Pour casser l’équation mass media = idéologie, des expériences ont été tentées. La première du genre fut réalisée par des membres de la rédaction du journal Libération de Paris en 1981, sous la forme d’un rapport quotidien dans les pages internationales en collaboration avec le photographe Raymond Depardon. Alain Bergala écrit à ce sujet « La photographie, si elle a pu apparaître à un moment de son histoire comme un art de la rencontre heureuse avec le monde, a aussi à voir, je dirais presque ontologiquement, et plus souvent qu’on ne croit, avec le manque, l’absent et le ratage du réel ». Depardon lui-même légendait ainsi un instantané qu’il fit de ses deux amis : « 10 juillet 1981, New York. Vélo en fin de journée à Central Park, avec Claudine et Bob, deux amis de l’agence Contact. Pendant que nous parlons, à 5 minutes d’intervalle, nous croisons Mia Farrow dans la Rolls de Woody Allen et Mick Jagger en bermuda rose avec un talkie-walkie. Je ne fais pas de photo ». De quoi être définitivement viré — et par l’escalier de service — pour tout aspirant pigiste à la solde de n’importe quel média respectable ! Au fait, cela me rappelle qu’à propos de Kertész qui, à son arrivée aux États, en 1937, se vit refuser ses photos par les rédacteurs de Life, Roland Barthes conclut qu’ « au fond la Photographie est subversive, non lorsqu’elle effraye, révulse ou même stigmatise mais lorsqu’elle est pensive ».

Montréal, 27 juin 1989

Barthes (R.), La chambre claire, Gallimard, Seuil (Cahiers du Cinéma), 1980.

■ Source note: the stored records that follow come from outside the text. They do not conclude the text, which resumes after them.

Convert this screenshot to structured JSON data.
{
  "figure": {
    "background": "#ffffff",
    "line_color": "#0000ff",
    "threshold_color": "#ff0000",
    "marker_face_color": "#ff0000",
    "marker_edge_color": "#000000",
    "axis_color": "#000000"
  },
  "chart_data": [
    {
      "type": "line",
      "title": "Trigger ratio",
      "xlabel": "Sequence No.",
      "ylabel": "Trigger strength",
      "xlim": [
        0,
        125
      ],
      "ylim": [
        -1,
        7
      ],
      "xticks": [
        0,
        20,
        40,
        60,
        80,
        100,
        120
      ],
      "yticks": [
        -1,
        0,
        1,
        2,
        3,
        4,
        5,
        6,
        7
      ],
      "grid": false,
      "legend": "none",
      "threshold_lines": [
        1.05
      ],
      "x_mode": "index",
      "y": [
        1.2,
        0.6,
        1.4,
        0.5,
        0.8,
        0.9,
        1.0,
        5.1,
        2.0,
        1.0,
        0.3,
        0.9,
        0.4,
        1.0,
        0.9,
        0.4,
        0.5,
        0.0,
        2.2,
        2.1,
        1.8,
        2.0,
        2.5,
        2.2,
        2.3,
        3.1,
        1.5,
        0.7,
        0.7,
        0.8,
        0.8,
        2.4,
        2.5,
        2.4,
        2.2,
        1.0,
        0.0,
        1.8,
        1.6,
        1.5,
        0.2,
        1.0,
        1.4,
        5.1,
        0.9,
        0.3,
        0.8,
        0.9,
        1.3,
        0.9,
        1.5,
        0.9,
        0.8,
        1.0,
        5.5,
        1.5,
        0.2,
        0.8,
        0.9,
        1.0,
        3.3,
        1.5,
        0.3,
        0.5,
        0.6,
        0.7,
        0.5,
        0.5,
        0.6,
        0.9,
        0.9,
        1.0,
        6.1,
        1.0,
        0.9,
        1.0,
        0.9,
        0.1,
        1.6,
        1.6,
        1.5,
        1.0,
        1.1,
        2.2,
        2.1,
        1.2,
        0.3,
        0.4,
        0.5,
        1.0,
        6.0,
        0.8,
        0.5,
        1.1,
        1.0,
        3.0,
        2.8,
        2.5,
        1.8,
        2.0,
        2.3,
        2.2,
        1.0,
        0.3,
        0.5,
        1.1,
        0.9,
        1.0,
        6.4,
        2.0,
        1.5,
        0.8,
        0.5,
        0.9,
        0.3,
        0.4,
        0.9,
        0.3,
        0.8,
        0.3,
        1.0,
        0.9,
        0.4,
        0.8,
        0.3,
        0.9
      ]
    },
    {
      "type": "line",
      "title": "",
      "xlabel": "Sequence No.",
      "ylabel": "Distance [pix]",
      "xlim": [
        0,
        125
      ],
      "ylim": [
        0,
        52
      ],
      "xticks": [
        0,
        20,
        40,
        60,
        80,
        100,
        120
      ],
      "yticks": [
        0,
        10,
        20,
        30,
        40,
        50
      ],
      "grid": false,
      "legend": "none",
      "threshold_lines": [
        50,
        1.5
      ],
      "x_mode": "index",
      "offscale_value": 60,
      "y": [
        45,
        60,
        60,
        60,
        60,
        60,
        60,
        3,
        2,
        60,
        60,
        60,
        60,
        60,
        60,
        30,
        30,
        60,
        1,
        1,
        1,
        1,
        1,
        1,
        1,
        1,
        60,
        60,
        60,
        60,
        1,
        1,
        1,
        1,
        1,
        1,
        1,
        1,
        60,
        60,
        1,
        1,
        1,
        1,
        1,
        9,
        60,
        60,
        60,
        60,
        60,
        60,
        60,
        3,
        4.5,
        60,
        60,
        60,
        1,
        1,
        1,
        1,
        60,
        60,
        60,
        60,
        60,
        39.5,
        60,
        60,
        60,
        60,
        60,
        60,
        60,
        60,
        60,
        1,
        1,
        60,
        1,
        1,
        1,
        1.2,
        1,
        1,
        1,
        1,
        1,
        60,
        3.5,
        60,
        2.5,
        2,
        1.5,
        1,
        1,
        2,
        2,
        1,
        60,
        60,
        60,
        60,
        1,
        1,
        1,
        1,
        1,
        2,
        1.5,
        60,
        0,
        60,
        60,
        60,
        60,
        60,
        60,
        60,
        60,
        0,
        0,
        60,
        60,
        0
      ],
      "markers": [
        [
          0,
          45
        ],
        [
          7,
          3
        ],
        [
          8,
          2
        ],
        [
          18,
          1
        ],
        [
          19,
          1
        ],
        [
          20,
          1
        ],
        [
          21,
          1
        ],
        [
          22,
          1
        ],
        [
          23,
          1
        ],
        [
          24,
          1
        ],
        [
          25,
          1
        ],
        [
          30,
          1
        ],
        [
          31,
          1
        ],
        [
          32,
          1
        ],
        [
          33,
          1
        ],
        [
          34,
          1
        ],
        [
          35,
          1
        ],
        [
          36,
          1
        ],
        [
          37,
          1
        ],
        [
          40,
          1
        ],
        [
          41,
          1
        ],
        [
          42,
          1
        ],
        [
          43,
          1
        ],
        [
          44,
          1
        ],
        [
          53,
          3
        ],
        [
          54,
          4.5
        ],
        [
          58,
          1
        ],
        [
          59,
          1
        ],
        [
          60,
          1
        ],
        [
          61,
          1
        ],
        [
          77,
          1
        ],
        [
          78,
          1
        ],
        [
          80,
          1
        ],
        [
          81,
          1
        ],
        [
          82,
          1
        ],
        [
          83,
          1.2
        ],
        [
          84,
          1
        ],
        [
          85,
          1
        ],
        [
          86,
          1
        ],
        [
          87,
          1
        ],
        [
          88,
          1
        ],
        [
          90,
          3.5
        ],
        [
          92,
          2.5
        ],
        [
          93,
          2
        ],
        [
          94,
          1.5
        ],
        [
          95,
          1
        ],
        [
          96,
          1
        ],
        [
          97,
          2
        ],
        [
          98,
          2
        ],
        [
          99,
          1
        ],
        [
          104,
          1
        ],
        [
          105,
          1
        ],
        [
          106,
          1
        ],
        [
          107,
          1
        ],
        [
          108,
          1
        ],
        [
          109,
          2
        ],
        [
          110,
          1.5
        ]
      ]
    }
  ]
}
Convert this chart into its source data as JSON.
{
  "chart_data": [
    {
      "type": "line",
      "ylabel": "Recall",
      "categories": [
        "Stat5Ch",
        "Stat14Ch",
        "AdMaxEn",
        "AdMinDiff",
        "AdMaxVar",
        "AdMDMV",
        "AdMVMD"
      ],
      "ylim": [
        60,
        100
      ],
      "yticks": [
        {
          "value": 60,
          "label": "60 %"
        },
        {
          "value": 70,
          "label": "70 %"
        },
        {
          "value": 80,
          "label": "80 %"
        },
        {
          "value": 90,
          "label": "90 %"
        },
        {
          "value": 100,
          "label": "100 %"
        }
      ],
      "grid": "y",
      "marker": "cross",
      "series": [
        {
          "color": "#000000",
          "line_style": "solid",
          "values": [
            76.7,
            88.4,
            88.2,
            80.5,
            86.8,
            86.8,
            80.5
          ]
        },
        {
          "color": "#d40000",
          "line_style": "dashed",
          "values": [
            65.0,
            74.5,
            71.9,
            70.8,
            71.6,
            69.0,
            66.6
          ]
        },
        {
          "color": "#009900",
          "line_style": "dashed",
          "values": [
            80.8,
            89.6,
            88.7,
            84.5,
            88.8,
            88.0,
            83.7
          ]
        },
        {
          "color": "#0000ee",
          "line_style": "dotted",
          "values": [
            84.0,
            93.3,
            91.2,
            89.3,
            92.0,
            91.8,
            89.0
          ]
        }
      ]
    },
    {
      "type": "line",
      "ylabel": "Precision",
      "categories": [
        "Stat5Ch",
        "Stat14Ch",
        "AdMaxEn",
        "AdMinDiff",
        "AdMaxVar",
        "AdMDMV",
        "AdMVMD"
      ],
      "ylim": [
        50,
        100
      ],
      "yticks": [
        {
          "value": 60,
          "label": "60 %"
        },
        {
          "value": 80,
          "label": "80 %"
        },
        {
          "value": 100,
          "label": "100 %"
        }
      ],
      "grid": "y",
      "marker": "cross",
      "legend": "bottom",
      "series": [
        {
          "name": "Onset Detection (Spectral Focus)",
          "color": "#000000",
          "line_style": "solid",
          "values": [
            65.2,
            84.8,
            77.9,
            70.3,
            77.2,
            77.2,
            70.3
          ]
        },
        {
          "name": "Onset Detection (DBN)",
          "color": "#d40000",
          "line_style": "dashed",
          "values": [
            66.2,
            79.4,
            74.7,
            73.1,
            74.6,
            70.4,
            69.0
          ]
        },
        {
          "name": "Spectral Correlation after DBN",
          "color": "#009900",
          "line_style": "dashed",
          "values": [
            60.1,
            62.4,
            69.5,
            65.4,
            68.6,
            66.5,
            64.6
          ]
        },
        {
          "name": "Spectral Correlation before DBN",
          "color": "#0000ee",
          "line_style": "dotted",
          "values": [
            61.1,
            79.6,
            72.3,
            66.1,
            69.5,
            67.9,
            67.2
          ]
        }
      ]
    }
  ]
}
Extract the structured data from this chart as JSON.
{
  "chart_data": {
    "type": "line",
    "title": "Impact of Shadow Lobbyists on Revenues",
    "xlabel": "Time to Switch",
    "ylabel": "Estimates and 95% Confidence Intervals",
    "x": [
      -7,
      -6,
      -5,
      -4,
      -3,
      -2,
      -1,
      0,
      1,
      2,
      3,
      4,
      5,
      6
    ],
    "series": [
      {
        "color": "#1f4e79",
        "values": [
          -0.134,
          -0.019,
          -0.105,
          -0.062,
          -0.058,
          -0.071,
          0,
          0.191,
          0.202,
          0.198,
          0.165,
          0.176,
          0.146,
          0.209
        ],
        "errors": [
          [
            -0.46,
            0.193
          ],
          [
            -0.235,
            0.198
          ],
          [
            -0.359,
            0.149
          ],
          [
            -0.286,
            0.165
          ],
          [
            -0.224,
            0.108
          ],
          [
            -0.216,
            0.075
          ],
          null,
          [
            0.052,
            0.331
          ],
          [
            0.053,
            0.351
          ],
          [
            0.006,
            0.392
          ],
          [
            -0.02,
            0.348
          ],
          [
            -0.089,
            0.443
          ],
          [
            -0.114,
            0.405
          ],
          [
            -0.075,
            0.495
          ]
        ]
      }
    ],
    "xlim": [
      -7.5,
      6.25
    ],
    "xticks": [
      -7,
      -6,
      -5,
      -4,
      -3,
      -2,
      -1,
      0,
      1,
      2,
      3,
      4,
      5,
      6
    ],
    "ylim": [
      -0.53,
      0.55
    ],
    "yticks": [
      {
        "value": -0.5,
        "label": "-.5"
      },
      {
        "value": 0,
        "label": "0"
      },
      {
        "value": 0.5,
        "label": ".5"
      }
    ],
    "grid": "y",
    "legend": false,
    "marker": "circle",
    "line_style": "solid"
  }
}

Benjamin (W.), L’homme, le langage et la culture, Denoël/Gonthier, 1971.
Bergala (A.), Les absences du photographe, Paris, Libération, l’Étoile, 1981.
Boorstin, Daniel Joseph, The Image; or What Happened to the American Dream, New York, Atheneum 1962.
Debord (G.), La société du spectacle, Paris, Champ Libre, 1967.
Depardon (R.), Correspondance newyorkaise, Paris, Libération, l’Étoile, 1981.
Mann, Thomas, The Magic Mountain, Hardmondsworth: Penguin Books, I960, (Penguin Modern Classics).
Newhall (Beaumont), The History of Photography, The Museum of Modern Art. New York. 1964. Sartre (J.-P), L’Imaginaire, Gallimard (Idées), 1940.
Sontag (Susan), Sur la Photographie, Paris, Seuil, 1979.